И вновь они оба с тревогой всматриваются в обступивший их лес, но, несмотря на опасность, она не может не задуматься над тем, что именно так поступают мужья и жены. Какая-то часть ее даже усмехается…
Есть что-то правильное, размышляет она, в том, что им суждено было стать семьей в какой-то могиле.
– Эти шранки зовутся Вожатые, – мрачно молвит Ахкеймион, – запах этих тварей повергает их диких сородичей в безумный ужас, тем самым очищая от них окрестности. Консульт использует их, чтобы обеспечить безопасный проход своим человеческим союзникам…
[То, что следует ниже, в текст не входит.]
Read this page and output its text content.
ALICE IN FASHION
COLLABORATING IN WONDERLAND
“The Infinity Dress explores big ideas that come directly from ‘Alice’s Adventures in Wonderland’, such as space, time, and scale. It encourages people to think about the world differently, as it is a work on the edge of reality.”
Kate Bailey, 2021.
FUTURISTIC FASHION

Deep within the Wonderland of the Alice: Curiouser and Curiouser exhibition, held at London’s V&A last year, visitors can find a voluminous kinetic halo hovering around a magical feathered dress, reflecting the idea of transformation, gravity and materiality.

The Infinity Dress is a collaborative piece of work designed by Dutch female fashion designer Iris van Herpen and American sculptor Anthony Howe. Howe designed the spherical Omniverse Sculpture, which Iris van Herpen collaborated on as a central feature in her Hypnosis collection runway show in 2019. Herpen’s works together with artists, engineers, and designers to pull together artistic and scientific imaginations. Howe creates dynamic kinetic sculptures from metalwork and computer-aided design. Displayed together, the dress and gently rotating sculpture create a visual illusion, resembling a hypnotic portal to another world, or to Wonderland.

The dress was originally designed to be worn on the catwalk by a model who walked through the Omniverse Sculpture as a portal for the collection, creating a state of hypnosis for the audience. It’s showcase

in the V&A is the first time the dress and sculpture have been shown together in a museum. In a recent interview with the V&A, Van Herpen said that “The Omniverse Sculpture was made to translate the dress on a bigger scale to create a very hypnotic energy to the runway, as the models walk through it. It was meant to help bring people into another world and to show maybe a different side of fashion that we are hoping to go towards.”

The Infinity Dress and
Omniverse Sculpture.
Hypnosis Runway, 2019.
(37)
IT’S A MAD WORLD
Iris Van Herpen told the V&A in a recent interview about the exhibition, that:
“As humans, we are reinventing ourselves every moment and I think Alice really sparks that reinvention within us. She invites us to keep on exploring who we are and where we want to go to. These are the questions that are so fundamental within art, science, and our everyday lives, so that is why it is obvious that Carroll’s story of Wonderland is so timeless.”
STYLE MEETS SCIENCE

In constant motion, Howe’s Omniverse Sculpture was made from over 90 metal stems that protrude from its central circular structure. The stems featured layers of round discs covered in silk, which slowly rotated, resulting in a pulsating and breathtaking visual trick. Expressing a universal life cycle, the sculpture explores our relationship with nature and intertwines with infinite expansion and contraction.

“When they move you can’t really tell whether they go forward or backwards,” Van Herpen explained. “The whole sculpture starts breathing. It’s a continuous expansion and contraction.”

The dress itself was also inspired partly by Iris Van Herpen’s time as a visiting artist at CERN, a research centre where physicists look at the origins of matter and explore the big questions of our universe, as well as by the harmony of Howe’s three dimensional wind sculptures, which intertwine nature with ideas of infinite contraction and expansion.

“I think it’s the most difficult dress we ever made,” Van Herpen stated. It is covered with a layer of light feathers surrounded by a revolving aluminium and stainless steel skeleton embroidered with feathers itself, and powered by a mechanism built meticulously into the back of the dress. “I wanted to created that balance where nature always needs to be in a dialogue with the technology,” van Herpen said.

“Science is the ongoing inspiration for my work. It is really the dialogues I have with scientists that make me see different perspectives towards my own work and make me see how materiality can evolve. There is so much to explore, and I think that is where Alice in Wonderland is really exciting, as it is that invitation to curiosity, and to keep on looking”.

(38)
Сказав последнюю фразу, он оборачивается к ней, и что-то в выражении ее лица заставляет его яростно нахмуриться.
– Чего тут такого забавного, что ты вот так вот сидишь и ухмыляешься?
– Милый мой, старенький дурачок, – слышит она собственный шепот.
– Неужто ты не понимаешь? – кричит Ахкеймион. – С той стороны, – указывает он на юг, где теснятся и воздвигаются леса за лесами, – сюда движется Народ Войны в числе… да там целое войско скюльвендов.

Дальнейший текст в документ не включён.